[New York]. November 25, 1870. pp. on a folded octavo sheet. Old folds. Very faint adhesive remains at left corners of first page. Near fine. Item #WRCAM57403
A brief letter in which John Jacob Astor III modestly declines to join the board of directors of the Southern Transcontinental Railway Company. Astor writes to lawyer and jurist Edwards Pierrepont that his "principal reason for declining is, that I could & would be of no use to the Company in any way, beyond such very slight and temporary support, as it might possibly derive from my name. As for taking any real share in 'the important duties' to be discharged in 'carrying out this' great enterprize I could not do it, and I do not desire to take a share of good things that I have done nothing to create."
Astor may have made his decision after the fact. A NEW YORK TIMES article from November 1, 1870, entitled "Permanent Organization of the Southern Transcontinental Railway Company," recounts the meeting in which the railroad was formally established, led by Gen. John Fremont. Astor is listed among the directors elected that day, along with Pierrepont and with Marshall O. Roberts being elected as president. Either Astor changed his mind, or never wanted to serve in the first place and was elected in absentia. The latter seems more likely, as he notes, "I do so [decline the directorship], at this moment, for the reason that I have been notified to attend a meeting of Directors on Monday next, and it is better for the Board to start without me, than for me to resign after operations have been commenced."

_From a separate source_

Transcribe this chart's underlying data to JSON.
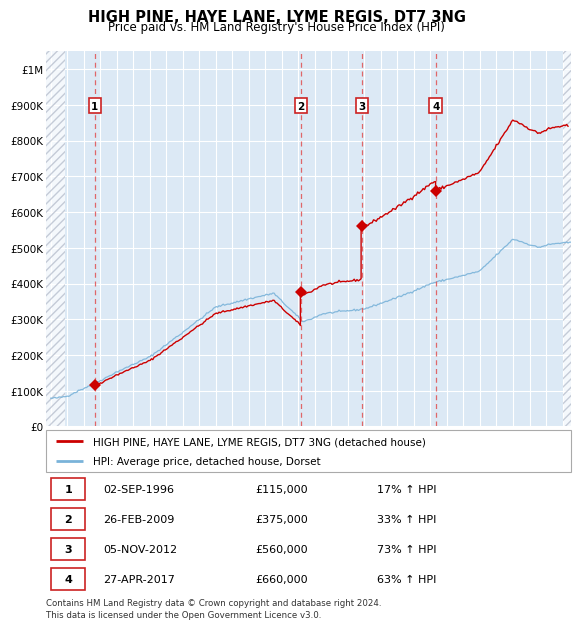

John Jacob Astor III (1822-90) was the wealthiest man in America for much of the 19th century. Although he initially dabbled in railroads like so many capitalists of the day, he ultimately narrowed his focus to New York real estate, which made him tremendously rich and secured his reputation as a notorious slumlord, with help from Tammany Hall. At the same time, he was well-known for his philanthropy, giving large sums to the Children's Aid Society, the New York Cancer Society, and the Metropolitan Museum of Art. Edwards Pierrepont (1817-92) had a distinguished legal career in and out of public office. After practicing law for many years, he was elected to the Superior Court of New York City in 1857. Pierrepont was a Democrat, but supported Lincoln during the Civil War. He later served in many roles during Grant's administration, including as U.S. Attorney for the Southern District of New York in 1869. By 1870, he was back in private practice, and was a prominent member of the "Committee of Seventy" that finally broke Boss Tweed's hold on Tammany Hall and the city writ large. He then became director and legal counsel for the newly chartered Texas and Pacific Railroad (of which Fremont was president), which soon acquired the Southern Transcontinental Railway Company and merged with the Southern Pacific Railroad Company. Whether it was political disagreement between Astor and Pierrepont, or simply Astor's wish to stay out of railroads, Astor certainly made the right decision in the short term. Subsequent instability in railroad expansion and the Panic of 1873 devastated many investors, including Fremont. For his part, Pierrepont returned to government, becoming Grant's Attorney General in 1875, and later U.S. minister to Great Britain.
A brief but notable piece of correspondence from one of the richest men in 19th-century America.